L’iniziativa, che si differenzia notevolmente rispetto alle misure correttive messe in atto dalle istituzioni scolastiche precedentemente, si pone l’obiettivo di trasformare le classiche sanzioni in attività per il volontariato, realizzando una vera e propria rivoluzione nei rapporti educativi.
L’idea alla base del progetto è infatti quella di riutilizzare il tempo dei ragazzi a cui è stata comminata una sanzione causata da comportamenti associati al fenomeno del bullismo, per diffondere la cultura della responsabilità sociale e promuoverne l’integrazione all’interno della Comunità.
La prima fase del progetto prevede l’individuazione degli istituti scolastici da coinvolgere nell’iniziativa e l’istituzione per ogni provincia di un’Unità di Valutazione.

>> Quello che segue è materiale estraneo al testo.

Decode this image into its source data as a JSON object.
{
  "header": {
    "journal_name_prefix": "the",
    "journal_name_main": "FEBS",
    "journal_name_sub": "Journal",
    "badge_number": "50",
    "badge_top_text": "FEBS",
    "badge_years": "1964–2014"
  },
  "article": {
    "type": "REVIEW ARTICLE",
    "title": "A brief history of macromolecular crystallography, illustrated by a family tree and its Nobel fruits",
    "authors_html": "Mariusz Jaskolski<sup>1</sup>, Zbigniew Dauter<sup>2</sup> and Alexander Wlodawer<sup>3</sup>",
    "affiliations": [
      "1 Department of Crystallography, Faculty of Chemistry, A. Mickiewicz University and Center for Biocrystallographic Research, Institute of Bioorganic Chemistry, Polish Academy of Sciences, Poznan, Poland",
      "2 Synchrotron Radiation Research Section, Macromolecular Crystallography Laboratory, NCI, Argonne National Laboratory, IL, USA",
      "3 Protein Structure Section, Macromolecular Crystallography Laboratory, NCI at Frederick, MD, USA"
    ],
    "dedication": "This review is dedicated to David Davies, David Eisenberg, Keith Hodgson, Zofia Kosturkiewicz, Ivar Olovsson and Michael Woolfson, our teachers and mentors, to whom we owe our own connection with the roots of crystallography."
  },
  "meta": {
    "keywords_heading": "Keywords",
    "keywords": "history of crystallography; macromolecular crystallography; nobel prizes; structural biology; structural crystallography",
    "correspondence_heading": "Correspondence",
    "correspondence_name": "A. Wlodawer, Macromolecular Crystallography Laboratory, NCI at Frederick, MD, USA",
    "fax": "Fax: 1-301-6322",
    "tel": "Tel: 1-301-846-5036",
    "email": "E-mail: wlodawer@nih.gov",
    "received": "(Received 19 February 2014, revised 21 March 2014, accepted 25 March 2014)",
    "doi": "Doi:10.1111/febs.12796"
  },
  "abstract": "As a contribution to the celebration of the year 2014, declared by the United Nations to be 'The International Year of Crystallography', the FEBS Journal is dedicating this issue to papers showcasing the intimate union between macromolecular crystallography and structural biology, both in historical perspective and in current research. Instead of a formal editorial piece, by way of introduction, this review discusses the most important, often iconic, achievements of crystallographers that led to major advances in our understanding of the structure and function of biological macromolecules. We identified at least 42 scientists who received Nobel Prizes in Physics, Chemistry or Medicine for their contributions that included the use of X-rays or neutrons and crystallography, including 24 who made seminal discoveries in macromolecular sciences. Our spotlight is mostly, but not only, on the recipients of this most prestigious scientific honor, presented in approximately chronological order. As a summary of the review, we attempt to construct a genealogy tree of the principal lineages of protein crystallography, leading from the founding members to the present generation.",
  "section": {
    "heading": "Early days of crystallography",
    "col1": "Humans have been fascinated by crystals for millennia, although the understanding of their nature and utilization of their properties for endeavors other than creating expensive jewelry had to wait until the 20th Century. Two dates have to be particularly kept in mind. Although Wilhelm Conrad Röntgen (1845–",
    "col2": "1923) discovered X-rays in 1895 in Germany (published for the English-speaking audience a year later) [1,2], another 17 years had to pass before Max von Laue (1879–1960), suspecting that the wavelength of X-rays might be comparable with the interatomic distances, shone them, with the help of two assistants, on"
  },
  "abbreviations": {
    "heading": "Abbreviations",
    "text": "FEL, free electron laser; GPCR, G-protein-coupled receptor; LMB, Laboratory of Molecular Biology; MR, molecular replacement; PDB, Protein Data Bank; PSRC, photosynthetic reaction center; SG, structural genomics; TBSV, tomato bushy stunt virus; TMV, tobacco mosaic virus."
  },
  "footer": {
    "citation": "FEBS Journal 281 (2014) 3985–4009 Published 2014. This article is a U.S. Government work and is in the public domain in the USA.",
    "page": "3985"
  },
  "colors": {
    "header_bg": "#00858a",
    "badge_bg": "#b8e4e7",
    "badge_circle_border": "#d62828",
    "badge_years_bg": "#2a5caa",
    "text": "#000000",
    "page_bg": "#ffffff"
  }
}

Quest’ultima ha il compito di esaminare il caso, di stabilire la tipologia d’intervento sociale commisurato al comportamento da sanzionare ed individuare l’associazione di volontariato presso cui il “colpevole” dovrà esercitare l’azione “riparatrice”. Così, ad esempio, un giorno di sospensione si trasforma in un mese di attività volontaria, tre giorni sono sostituiti da tre mesi di volontariato, 15 giorni di sospensione corrispondono a sei mesi presso organizzazioni che si occupano di soggetti fragili o che tutelano l’ambiente e il patrimonio o che promuovono cultura e benessere sul territorio.
L’attività di volontariato è svolta però solo dopo la sottoscrizione di un accordo scritto, definito patto etico, tra studente “sospeso” e organizzazione di volontariato. Il patto etico riveste un ruolo di particolare importanza in quanto ha la finalità da un lato di evitare che l’allontanamento temporaneo dalla scuola si trasformi in una scelta definitiva e dall’altro di promuovere il contatto con esperienze di vita alternative alla scelta di violenza, aggressività o prevaricazione.
Punto di forza del progetto è la sinergia che si crea tra più enti, istituzionali e non, impegnati già da vari mesi nel concordare strategie da attuare nel prossimo anno scolastico per fronteggiare il fenomeno del bullismo.
Secondo la strategia del progetto, il tempo indirizzato in attività di volontariato, tende a promuovere lo sviluppo dell’”intelligenza emotiva”, così come sancito dalla legge regionale 19/2006, costruita sulla conoscenza delle proprie emozioni, sul riconoscimento delle emozioni altrui, diventando funzionale all’esercizio dell’autocontrollo, alla tolleranza alla frustrazione e al potenziamento delle abilità relazionali.